Todavía hay gente que se piensa que las personas religiosas sólo rezan y se olvidan de que las tradiciones religiosas tienen un mandato de respetar la naturaleza y la creación, y que hacen acciones para que así sea. Es también un hecho que históricamente ha habido destrozos ecológicos en que algunos miembros de las religiones han sido cómplices. Ahora, con los Objetivos de Desarrollo Sostenible sobre la mesa, y con una conciencia planetaria de la urgencia de cuidar del planeta, esta cuestión no es un "tema" sino una prioridad. También para las religiones.

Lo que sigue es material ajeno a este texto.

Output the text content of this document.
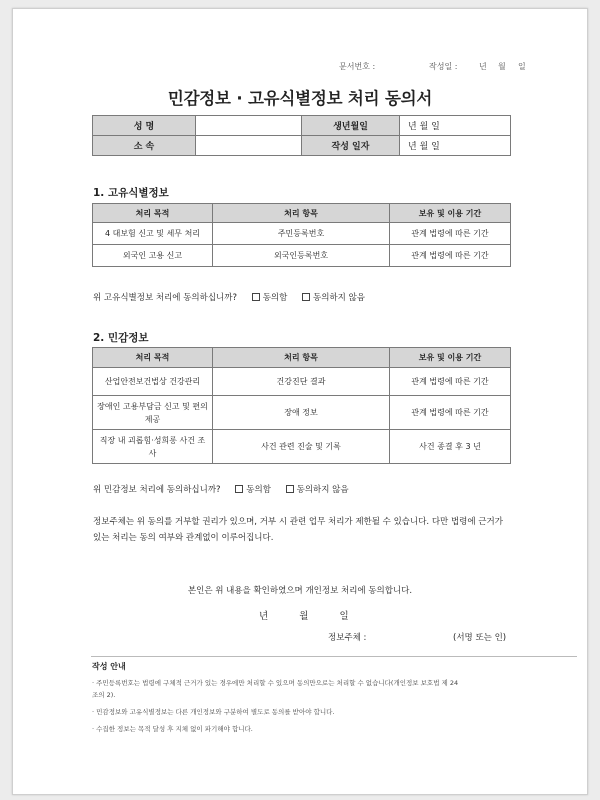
문서번호 :	작성일 :	년 월 일
민감정보 · 고유식별정보 처리 동의서
성 명		생년월일	년 월 일
소 속		작성 일자	년 월 일
1. 고유식별정보
처리 목적	처리 항목	보유 및 이용 기간
4 대보험 신고 및 세무 처리	주민등록번호	관계 법령에 따른 기간
외국인 고용 신고	외국인등록번호	관계 법령에 따른 기간
위 고유식별정보 처리에 동의하십니까?	동의함	동의하지 않음
2. 민감정보
처리 목적	처리 항목	보유 및 이용 기간
산업안전보건법상 건강관리	건강진단 결과	관계 법령에 따른 기간
장애인 고용부담금 신고 및 편의 제공	장애 정보	관계 법령에 따른 기간
직장 내 괴롭힘·성희롱 사건 조사	사건 관련 진술 및 기록	사건 종결 후 3 년
위 민감정보 처리에 동의하십니까?	동의함	동의하지 않음
정보주체는 위 동의를 거부할 권리가 있으며, 거부 시 관련 업무 처리가 제한될 수 있습니다. 다만 법령에 근거가
있는 처리는 동의 여부와 관계없이 이루어집니다.
본인은 위 내용을 확인하였으며 개인정보 처리에 동의합니다.
년	월	일
정보주체 :	(서명 또는 인)
작성 안내
· 주민등록번호는 법령에 구체적 근거가 있는 경우에만 처리할 수 있으며 동의만으로는 처리할 수 없습니다(개인정보 보호법 제 24
조의 2).
· 민감정보와 고유식별정보는 다른 개인정보와 구분하여 별도로 동의를 받아야 합니다.
· 수집한 정보는 목적 달성 후 지체 없이 파기해야 합니다.
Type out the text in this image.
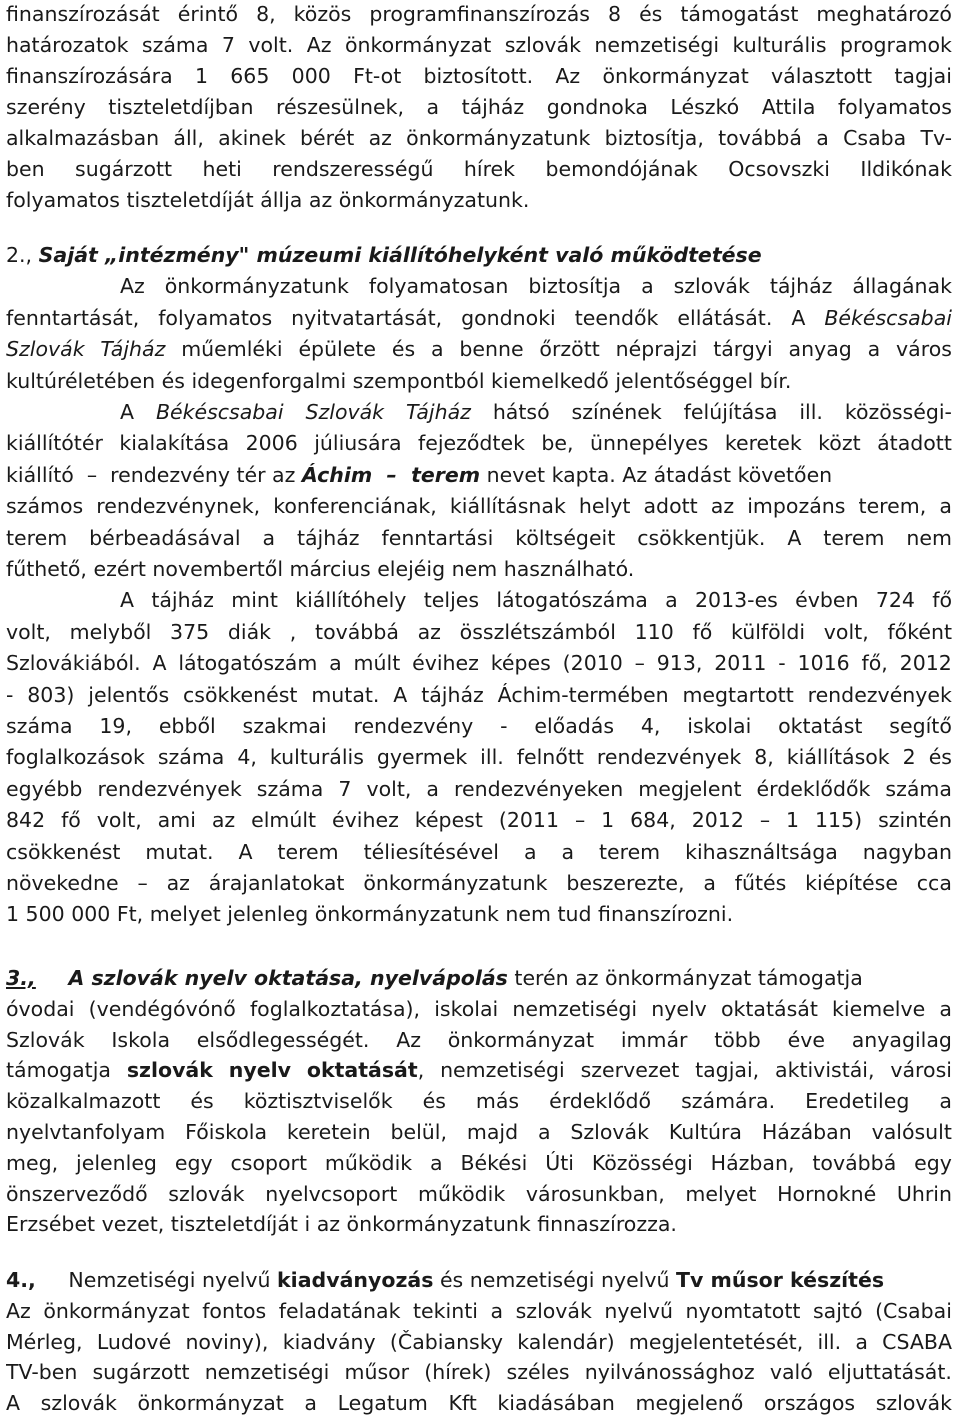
finanszírozását érintő 8, közös programfinanszírozás 8 és támogatást meghatározó
határozatok száma 7 volt. Az önkormányzat szlovák nemzetiségi kulturális programok
finanszírozására 1 665 000 Ft-ot biztosított. Az önkormányzat választott tagjai
szerény tiszteletdíjban részesülnek, a tájház gondnoka Lészkó Attila folyamatos
alkalmazásban áll, akinek bérét az önkormányzatunk biztosítja, továbbá a Csaba Tv-
ben sugárzott heti rendszerességű hírek bemondójának Ocsovszki Ildikónak
folyamatos tiszteletdíját állja az önkormányzatunk.
2., Saját „intézmény" múzeumi kiállítóhelyként való működtetése
Az önkormányzatunk folyamatosan biztosítja a szlovák tájház állagának
fenntartását, folyamatos nyitvatartását, gondnoki teendők ellátását. A Békéscsabai
Szlovák Tájház műemléki épülete és a benne őrzött néprajzi tárgyi anyag a város
kultúréletében és idegenforgalmi szempontból kiemelkedő jelentőséggel bír.
A Békéscsabai Szlovák Tájház hátsó színének felújítása ill. közösségi-
kiállítótér kialakítása 2006 júliusára fejeződtek be, ünnepélyes keretek közt átadott
kiállító  –  rendezvény tér az Áchim  –  terem nevet kapta. Az átadást követően
számos rendezvénynek, konferenciának, kiállításnak helyt adott az impozáns terem, a
terem bérbeadásával a tájház fenntartási költségeit csökkentjük. A terem nem
fűthető, ezért novembertől március elejéig nem használható.
A tájház mint kiállítóhely teljes látogatószáma a 2013-es évben 724 fő
volt, melyből 375 diák , továbbá az összlétszámból 110 fő külföldi volt, főként
Szlovákiából. A látogatószám a múlt évihez képes (2010 – 913, 2011 - 1016 fő, 2012
- 803) jelentős csökkenést mutat. A tájház Áchim-termében megtartott rendezvények
száma 19, ebből szakmai rendezvény - előadás 4, iskolai oktatást segítő
foglalkozások száma 4, kulturális gyermek ill. felnőtt rendezvények 8, kiállítások 2 és
egyébb rendezvények száma 7 volt, a rendezvényeken megjelent érdeklődők száma
842 fő volt, ami az elmúlt évihez képest (2011 – 1 684, 2012 – 1 115) szintén
csökkenést mutat. A terem téliesítésével a a terem kihasználtsága nagyban
növekedne – az árajanlatokat önkormányzatunk beszerezte, a fűtés kiépítése cca
1 500 000 Ft, melyet jelenleg önkormányzatunk nem tud finanszírozni.
3., A szlovák nyelv oktatása, nyelvápolás terén az önkormányzat támogatja
óvodai (vendégóvónő foglalkoztatása), iskolai nemzetiségi nyelv oktatását kiemelve a
Szlovák Iskola elsődlegességét. Az önkormányzat immár több éve anyagilag
támogatja szlovák nyelv oktatását, nemzetiségi szervezet tagjai, aktivistái, városi
közalkalmazott és köztisztviselők és más érdeklődő számára. Eredetileg a
nyelvtanfolyam Főiskola keretein belül, majd a Szlovák Kultúra Házában valósult
meg, jelenleg egy csoport működik a Békési Úti Közösségi Házban, továbbá egy
önszerveződő szlovák nyelvcsoport működik városunkban, melyet Hornokné Uhrin
Erzsébet vezet, tiszteletdíját i az önkormányzatunk finnaszírozza.
4.,     Nemzetiségi nyelvű kiadványozás és nemzetiségi nyelvű Tv műsor készítés
Az önkormányzat fontos feladatának tekinti a szlovák nyelvű nyomtatott sajtó (Csabai
Mérleg, Ludové noviny), kiadvány (Čabiansky kalendár) megjelentetését, ill. a CSABA
TV-ben sugárzott nemzetiségi műsor (hírek) széles nyilvánossághoz való eljuttatását.
A szlovák önkormányzat a Legatum Kft kiadásában megjelenő országos szlovák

Hay dificultades en algunas cuestiones para que las diferentes tradiciones religiosas se encuentren, pero no en esta urgencia mundial, que es aceptada, compartida e integrada en acción y pensamiento

Las noticias alertan que otra consecuencia desastrosa de la Covid, y seguramente no tan visible, es el incremento de residuos con la afectación del medio ambiente. Los residuos por parte de hospitales, hogares, empresas y otros se han multiplicado exponencialmente. Las plantas de reciclaje están colapsadas. Ahora más que nunca es imprescindible una corresponsabilidad en el consumo, en la producción de residuos y en una conciencia de una cultura climática global. Por eso piden que las comunidades religiosas sean "sensibles" a la situación que estamos viviendo en medio de la pandemia y potenciemos el uso de mascarillas reciclables, así como un uso adecuado y controlado de productos contaminados. Además, su manifiesto reclama dosis de conciencia de que "la naturaleza también está enferma" y pide nuestra atención y protección.

Las comunidades religiosas presentes en Catalunya quieren ser portadoras "de la voz de la naturaleza, ya que su salud es la nuestra y su futuro es el nuestro". Ser responsables con el consumo es "cuestión de actitud y de conciencia" para una cultura climática global compartida, aducen. Algunas de las iniciativas son plegarias ecológicas de estilo Taizé, talleres sobre la sacralidad de la naturaleza, ecorresponsabilitat espiritual, mejora en la gestión de la energía y el agua en monasterios como Poblet, gestión ecorresponsable en parroquias como Sant Andreu de la Barca, proyectos de horticultura, promoción de dietas vegetarianas conscientes, jardineros y jardineras de la creación, Sabbath por nuestro planeta, grupos de reflexión sobre crisis climática y espiritualidad... Como subraya la profesora Albareda, "todos somos vulnerables e interdependientes" y la contribución de las religiones a los ODS para la sostenibilidad integral pasa por la conciencia climática. Hay dificultades en algunas cuestiones para que las diferentes tradiciones religiosas se encuentren, pero no en esta urgencia mundial, que es aceptada, compartida e integrada en acción y pensamiento.